I think the term that best describes input functions is “perceptual functions”. The perceptual functions in PCT are assumed to be neural networks that act as *mathematical functions* that take afferent neural signals as inputs and produce a single afferent signal as output.

I think what is really needed is to figure out what it is about these perceptual functions that gets reorganized when reorganization occurs. You talk about reorganizing “input functions” quite a bit when you talk about reorganization but it’s never been clear to me what it is about these functions that you think is being reorganized. I see three possibilities:

- The inputs to the function
- The parameters of the function
- The nature of the function itself

I think 1) and 2) are physiologically feasible, can be accomplished in a reasonably short time and that the effectiveness of both has been demonstrated in Bill Powers’ simulation of reorganization that was rewritten in Java by Mark Smith.

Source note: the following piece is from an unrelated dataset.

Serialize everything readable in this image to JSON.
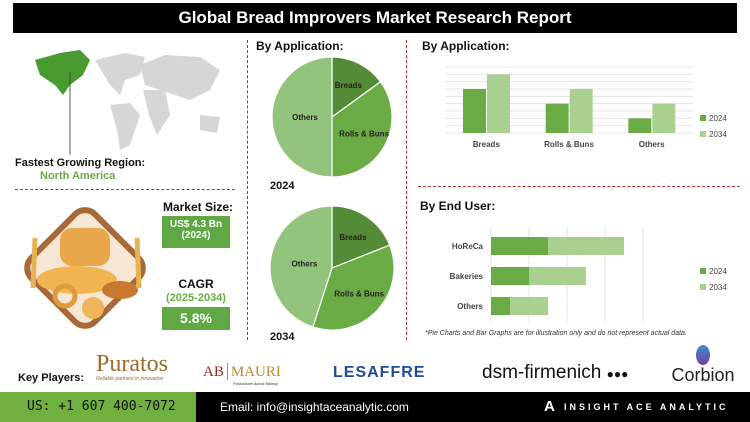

I think 3) may be physiologically possible but I don’t believe it could be accomplished in a reasonably short time – especially if the nature of the function that needs to be constructed is particularly complex. I also know of no model of reorganization where reorganization of the perceptual functions involves changing the nature of the function itself.

In Bill’s model of reorganization of the perceptual functions, all the perceptual functions that are reorganized are of the same type. They are linear functions of the form:

p = a.1 * x.1 + a.2 * x.2…+ a.n * x.n.

The reorganization involves random change of the parameters of this function (the a.i’s), which is type 2) reorganization. When a parameter goes to 0 it reorganization has functionally removed the corresponding input (the corresponding x.i), which is type 1) reorganization.

It seems to me that 3)-type reorganization of perceptual functions is inconsistent with the current version of the PCT model, which posits that there are about 10 different ways in which all humans perceive the world. This implies that humans have about 10 different types of perceptual functions. A considerable amount of research is needed to test whether or not this conjecture is true. But if it is, it suggests that all people come into the world with the *same 10 types of perceptual functions* “built in”. It seems highly unlikely that these *same 10 types* of perceptual functions would be built by everyone from scratch by random reorganization.

It also seems unlikely that reorganization could regularly come up with a completely new perceptual function type as a way of solving control problems. Such a change would result in a completely new way of experiencing the world. But may it could. I’d be interested in seeing any relevant data on this.

I think it would be worthwhile to try to figure out how to determine which of these three different possible ways of reorganizing perceptual functions is going on in any particular learning situation.